Comment 89923

By seancb (registered) - website | Posted July 04, 2013 at 10:51:15 in reply to Comment 89919

Many homes and many commercial properties in the core have no dedicated parking, and their property values are climbing. In most cities, parking amenities are considered a bonus, not a requirement. People looking to move to dense urban areas are looking for a lifestyle where they don't have to drive everywhere - and many want to ditch their cars entirely. This is the momentum we need to nurture as the end result will be more residents and more customers with no increased parking requirements.

Perhaps the petition could have been worded in SUPPORT of reducing Hunter to one car lane, and maintaining parking as part of the plan. Or in support of some other better alternative. But it's worded negatively, so it is being viewed and spread as anti-bike-lane. (I also think the hyperbolic bit about it being unsafe to walk in that area at night is unnecessary).

This city is already slow to make the changes necessary for its survival; I find it disheartening to see residents and business owners fighting the small progressive steps the city takes. This tact makes the city even more timid, and further slows down the progress we so desperately need. The negative slant of petitions like this one are detrimental to our progress and the overall good that complete streets and intensification will bring to these businesses (and residents' property values).

When you say "at this time", it makes me wonder: WHEN is the time? When will we embrace the concept of density - the only viable answer to the financial and social problems facing Hamilton? When will we stop bowing to the deity of high speeds and ample parking? That god has not served us very well over the last 60 years. Will we wait til next year? The year after? Or will it be another 60 years of this mentality, and the next generation fighting the same battles?

I live just down the street from Strut and I understand parking frustrations.
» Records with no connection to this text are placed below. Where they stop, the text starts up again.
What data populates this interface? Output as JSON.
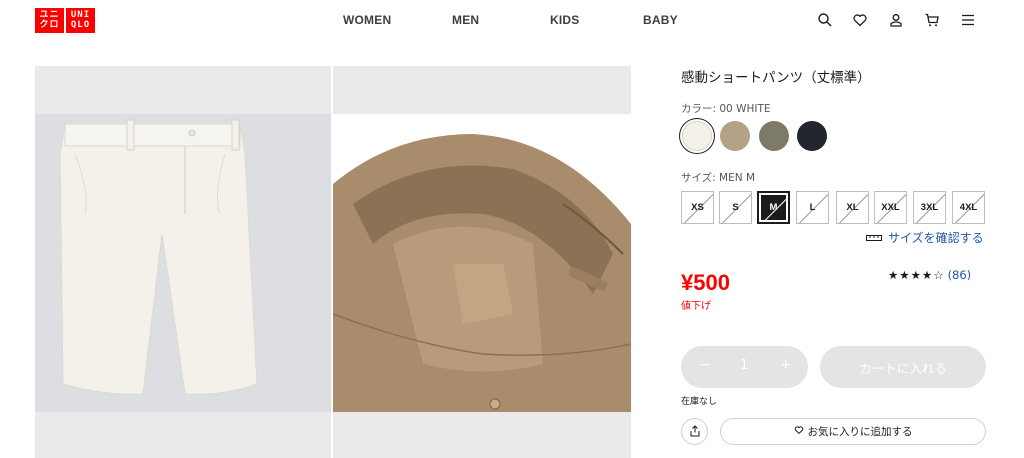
{
  "header": {
    "logo_top": "ユニ UNI",
    "logo_bottom": "クロ QLO",
    "logo_l1": "ユニ",
    "logo_l2": "クロ",
    "logo_r1": "UNI",
    "logo_r2": "QLO",
    "nav": [
      "WOMEN",
      "MEN",
      "KIDS",
      "BABY"
    ],
    "icons": [
      "search-icon",
      "heart-icon",
      "account-icon",
      "cart-icon",
      "menu-icon"
    ],
    "brand_color": "#ff0000"
  },
  "gallery": {
    "images": [
      {
        "name": "front-view",
        "color": "#f3f1ea"
      },
      {
        "name": "waistband-detail",
        "color": "#a6896a"
      }
    ]
  },
  "product": {
    "title": "感動ショートパンツ（丈標準）",
    "color_label": "カラー: 00 WHITE",
    "swatches": [
      {
        "name": "white",
        "hex": "#f3f1ea",
        "selected": true
      },
      {
        "name": "beige",
        "hex": "#b5a088",
        "selected": false
      },
      {
        "name": "olive",
        "hex": "#7d7a68",
        "selected": false
      },
      {
        "name": "navy",
        "hex": "#23252c",
        "selected": false
      }
    ],
    "size_label": "サイズ: MEN M",
    "sizes": [
      "XS",
      "S",
      "M",
      "L",
      "XL",
      "XXL",
      "3XL",
      "4XL"
    ],
    "selected_size": "M",
    "size_check": "サイズを確認する",
    "price": "¥500",
    "price_note": "値下げ",
    "rating_stars": "★★★★☆",
    "rating_value": 4.5,
    "rating_count": "(86)",
    "quantity": "1",
    "minus": "−",
    "plus": "+",
    "add_to_cart": "カートに入れる",
    "stock": "在庫なし",
    "favorite": "お気に入りに追加する",
    "link_color": "#1f56a8",
    "sale_color": "#ff0000"
  }
}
My store is located on an urban block where 4 parking spaces serve 8-10 businesses. I do get questions sometimes about where my customers should park, and I have to explain to them that they may need to walk a block or two. But I understand that the future of Hamilton lies in looking past the short term pain of parking a block away from your destination, towards a vision where there are so many people who LIVE within walking distance that parking doesn't matter.